I started inside the chute itself.
Then I thought it might be nice to get some of the reflected light.
Then I wondered: "why not both?"
Obviously getting around this fall was going to require a bypass, and soon enough we were scrambling up a steep talus slope - something my hiking companion was less than thrilled about - that would drop us off just above the fall.
Above the dry fall, the canyon walls were aglow as they rose gradually out of the wash.
It'd taken us a couple hours to reach this point - the narrows and dry falls slowing our progress dramatically as I tried to snap photos, and the talus bypass a slow nail-biter for @mrs.turbodb - so I was getting a bit worried that we might not have enough time to finish the second and third narrows, some two miles further upstream.
There was only one thing to do - turn on the hiking afterburners.
Go - go - go!
The remainder of the first - and the entirety of the second - narrows, were not particularly tight or knock-your-socks-off impressive, but even with the mid-day sun casting harsh shadows over many stretches of the canyon, there were still spots where light and rocks played well together.
Colors and light.
The third narrows - some 3.2 miles from the trailhead - once again upped the interest factor. At 12- to 18-feet tall, each of them required a bit of work to climb, but none were so difficult as to turn me around as I raced ahead of @mrs.turbodb in an attempt to reach the head of the canyon.
Cheater rocks always seem strange to me - the hard part is never at the bottom of the climb.
Light and dark.
Where the first mile of narrows had taken nearly two hours - including lunch, I suppose - we knocked out the final two miles in just under an hour. With two-and-a-half hours to get back - plenty of time - we were both able to relax as we headed back into the canyon to see it all again!
This brilliant green plant was growing out of the rock face.
I don't know what this cute cactus is, but I'd not seen one like it before.
One of the great things about canyons - they are never the same when you're going the other direction!

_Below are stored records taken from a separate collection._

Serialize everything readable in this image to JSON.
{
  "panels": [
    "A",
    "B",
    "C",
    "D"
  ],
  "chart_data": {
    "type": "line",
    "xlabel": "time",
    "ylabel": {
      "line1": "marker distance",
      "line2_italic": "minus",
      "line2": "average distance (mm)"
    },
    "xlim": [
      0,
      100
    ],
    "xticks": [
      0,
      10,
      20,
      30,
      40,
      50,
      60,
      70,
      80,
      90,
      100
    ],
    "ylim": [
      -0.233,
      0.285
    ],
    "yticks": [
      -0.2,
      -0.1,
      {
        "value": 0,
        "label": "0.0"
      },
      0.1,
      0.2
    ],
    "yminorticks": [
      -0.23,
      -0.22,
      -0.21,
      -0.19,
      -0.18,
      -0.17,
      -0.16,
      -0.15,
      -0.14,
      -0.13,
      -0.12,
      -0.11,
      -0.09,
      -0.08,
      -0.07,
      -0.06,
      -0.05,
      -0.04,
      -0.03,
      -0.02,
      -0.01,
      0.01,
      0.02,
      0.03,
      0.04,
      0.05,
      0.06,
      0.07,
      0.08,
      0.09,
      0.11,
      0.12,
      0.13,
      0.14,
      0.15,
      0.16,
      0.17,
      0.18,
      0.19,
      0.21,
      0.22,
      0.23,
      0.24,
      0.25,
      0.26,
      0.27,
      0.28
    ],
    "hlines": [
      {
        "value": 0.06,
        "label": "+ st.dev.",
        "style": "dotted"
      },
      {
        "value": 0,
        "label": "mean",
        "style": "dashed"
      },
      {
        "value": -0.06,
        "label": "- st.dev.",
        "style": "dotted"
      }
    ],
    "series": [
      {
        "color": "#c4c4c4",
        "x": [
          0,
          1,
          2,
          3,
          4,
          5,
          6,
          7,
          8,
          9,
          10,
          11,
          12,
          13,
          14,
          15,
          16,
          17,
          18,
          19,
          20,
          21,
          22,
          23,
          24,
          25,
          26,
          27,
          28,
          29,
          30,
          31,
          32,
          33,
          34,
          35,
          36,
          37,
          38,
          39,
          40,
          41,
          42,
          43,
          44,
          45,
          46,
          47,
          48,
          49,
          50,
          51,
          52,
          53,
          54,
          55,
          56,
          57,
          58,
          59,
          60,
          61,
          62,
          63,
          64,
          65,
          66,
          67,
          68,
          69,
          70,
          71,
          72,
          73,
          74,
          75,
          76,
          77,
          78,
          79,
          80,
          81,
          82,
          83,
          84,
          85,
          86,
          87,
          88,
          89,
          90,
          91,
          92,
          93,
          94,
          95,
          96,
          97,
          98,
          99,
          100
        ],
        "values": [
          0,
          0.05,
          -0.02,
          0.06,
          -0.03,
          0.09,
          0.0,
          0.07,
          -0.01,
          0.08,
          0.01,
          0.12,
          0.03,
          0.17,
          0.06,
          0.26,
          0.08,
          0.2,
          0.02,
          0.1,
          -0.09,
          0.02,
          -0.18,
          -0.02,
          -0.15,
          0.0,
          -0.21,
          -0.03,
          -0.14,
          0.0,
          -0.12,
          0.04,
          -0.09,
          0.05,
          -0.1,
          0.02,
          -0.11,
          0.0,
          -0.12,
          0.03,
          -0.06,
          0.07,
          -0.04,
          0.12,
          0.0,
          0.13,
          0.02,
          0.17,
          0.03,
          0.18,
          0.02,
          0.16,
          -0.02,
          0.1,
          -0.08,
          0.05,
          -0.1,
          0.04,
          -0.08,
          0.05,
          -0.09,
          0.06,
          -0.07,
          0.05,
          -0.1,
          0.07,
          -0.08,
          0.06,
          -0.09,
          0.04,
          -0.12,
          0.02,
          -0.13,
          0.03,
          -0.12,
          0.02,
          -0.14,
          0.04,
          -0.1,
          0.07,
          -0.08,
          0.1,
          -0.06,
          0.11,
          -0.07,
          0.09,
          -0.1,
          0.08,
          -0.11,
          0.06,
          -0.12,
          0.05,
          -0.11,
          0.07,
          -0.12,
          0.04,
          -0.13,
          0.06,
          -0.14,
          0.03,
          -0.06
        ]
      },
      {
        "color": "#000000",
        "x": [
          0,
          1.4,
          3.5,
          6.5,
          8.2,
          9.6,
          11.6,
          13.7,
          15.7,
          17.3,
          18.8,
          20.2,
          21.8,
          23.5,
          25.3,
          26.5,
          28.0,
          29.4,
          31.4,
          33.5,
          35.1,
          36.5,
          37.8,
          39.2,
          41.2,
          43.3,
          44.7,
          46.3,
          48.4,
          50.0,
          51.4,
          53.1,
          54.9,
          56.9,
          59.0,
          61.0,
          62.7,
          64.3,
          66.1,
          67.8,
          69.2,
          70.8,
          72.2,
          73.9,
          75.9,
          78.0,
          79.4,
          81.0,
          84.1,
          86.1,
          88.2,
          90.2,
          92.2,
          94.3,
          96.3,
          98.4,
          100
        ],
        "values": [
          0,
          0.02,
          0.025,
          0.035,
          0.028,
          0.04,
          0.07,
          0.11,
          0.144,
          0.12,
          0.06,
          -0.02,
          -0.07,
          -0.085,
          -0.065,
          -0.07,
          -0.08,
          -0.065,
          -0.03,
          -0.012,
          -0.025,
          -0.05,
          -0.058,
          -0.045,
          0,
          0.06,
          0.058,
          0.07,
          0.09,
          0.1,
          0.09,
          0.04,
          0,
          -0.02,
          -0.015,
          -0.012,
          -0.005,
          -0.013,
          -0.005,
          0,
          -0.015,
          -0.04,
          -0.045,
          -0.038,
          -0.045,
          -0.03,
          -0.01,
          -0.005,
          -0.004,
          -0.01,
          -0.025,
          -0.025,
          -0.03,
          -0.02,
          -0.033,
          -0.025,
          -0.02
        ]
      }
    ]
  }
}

Travelling more than twice the speed of our upward journey, we zipped down the canyon at record speed. Downclimbing dry falls - no problem; talus bypasses - pfft, we got this. Of course, I took a whole lot fewer photos as well.
Now a couple hours later, light played off different walls than it had on our way up.
Back to the slit - we're almost done!
One last bypass around the grotto near the mouth of the canyon and we were back out on the alluvial fan - a mere mile between us and our ride to the airport.
The watchful gaze of Telescope Peak seemed to tag along for this entire trip!
It'd been a great trip - one where we'd actually managed to tick off several things that we'd left behind on previous trips to the park - made even more pleasurable by the airborne mode of travel that whisked us between Seattle and Las Vegas.
Of course, we'd also added several new destinations to our mental lists, so it's only a matter of time before we find ourselves in our home-away-from-home, again!